Mgr LeGatt : Avant les grands gestes, la réconciliation

Daniel Bahuaud
La Liberté
Mgr Albert LeGatt souhaite formellement demander pardon aux Autochtones blessés par l’expérience des écoles résidentielles au nom de l’Archidiocèse de Saint-Boniface. Mais avant de poser son geste, il croit qu’il reste beaucoup de travail à faire.
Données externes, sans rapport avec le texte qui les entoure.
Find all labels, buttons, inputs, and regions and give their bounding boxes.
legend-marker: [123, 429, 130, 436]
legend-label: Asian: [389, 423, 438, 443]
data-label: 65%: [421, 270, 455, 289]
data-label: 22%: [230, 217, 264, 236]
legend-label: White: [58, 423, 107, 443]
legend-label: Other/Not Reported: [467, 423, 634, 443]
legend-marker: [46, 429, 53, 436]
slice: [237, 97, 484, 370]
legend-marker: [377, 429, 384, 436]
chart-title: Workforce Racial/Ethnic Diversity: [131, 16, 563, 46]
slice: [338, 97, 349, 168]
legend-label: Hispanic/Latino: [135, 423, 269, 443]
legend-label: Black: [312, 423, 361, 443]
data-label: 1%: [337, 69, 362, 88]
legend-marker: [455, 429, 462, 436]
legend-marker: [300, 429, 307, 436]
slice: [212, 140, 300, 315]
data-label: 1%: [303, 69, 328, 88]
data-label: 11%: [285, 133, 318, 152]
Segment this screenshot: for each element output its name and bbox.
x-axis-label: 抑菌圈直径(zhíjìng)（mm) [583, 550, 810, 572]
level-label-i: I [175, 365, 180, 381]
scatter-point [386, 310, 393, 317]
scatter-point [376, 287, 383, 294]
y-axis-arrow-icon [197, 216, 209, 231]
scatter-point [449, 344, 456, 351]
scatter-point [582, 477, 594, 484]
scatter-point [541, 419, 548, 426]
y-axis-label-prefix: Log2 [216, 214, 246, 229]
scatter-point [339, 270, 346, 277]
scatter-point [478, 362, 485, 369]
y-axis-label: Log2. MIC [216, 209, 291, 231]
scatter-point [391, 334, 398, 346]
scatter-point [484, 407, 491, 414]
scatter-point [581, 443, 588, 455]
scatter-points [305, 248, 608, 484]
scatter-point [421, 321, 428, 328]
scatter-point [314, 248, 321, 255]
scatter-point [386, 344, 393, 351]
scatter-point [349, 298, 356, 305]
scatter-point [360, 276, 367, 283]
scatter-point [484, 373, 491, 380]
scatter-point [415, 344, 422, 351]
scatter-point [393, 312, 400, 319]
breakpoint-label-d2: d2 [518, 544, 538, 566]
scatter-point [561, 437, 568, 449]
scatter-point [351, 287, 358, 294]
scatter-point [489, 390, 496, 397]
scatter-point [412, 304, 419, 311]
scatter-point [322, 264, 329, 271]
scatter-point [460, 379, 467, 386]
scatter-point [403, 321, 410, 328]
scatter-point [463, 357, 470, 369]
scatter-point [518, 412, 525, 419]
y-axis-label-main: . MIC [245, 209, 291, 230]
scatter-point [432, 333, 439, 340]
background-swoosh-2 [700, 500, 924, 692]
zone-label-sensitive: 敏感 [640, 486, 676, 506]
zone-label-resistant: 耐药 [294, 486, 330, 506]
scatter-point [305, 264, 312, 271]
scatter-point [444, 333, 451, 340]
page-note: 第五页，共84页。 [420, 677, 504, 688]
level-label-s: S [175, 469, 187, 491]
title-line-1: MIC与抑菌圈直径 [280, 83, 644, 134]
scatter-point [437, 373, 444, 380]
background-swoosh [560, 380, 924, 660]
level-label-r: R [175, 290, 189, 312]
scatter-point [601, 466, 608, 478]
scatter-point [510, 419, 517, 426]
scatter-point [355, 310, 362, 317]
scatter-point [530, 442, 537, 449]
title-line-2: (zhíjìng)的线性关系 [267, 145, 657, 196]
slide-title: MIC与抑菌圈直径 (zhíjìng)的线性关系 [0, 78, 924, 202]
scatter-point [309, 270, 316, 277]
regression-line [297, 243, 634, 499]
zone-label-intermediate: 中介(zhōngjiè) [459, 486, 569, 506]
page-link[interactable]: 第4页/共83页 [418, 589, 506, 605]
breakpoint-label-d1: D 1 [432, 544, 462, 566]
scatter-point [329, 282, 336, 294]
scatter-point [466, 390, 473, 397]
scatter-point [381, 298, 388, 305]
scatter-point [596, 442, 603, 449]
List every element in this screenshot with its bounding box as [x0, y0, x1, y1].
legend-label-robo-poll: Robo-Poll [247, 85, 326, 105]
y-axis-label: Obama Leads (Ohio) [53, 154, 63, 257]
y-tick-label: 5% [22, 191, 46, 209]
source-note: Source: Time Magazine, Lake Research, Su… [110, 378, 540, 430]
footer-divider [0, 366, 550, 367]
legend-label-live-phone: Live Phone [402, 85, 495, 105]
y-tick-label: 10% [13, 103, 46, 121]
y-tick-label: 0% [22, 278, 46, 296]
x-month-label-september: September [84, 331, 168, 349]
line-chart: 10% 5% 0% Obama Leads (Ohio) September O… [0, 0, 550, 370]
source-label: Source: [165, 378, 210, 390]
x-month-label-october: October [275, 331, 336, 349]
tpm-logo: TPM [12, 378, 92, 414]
Formellement demander pardon aux Autochtones de l’Archidiocèse de Saint-Boniface, vous l’envisagez bientôt?

Mgr Albert LeGatt : À ce point-ci, je ne saurais dire quand. L’archidiocèse n’a jamais posé pareil geste. Je souhaite aller dans cette direction, au bon moment. Mais on n’est pas encore rendu là. On ne demande pas pardon sans s’être mis sur le chemin difficile de la reprise de l’amitié, de la confiance et de l’amour. C’est vrai entre amis, dans la vie des couples et dans l’Église.

Dans une relation qui a de l’intégrité, celui qui a offensé doit demander pardon souvent. Autant de fois qu’il est nécessaire pour guérir la relation et faire avancer la réconciliation. Les Pères oblats, les Sœurs grises, quelques diocèses ont déjà formellement demandé pardon. Au bout d’un long processus.


Que vous n’avez pas encore complètement mené…

Mgr A. L. : Oui. Comprenez que j’ai souvent demandé pardon aux Autochtones qui sont devenus mes amis. Et depuis mon installation en 2010, je visite chaque année les huit communautés catholiques autochtones du diocèse. (1)

Les raisons sont multiples. J’offre le sacrement de la confirmation, je vais pour célébrer certains anniversaires ou encore tout simplement pour rendre visite. Je rencontre aussi le conseil de représentants des communautés – une bonne trentaine de laïcs. On forme des cercles d’écoute, à la manière autochtone. Et j’écoute.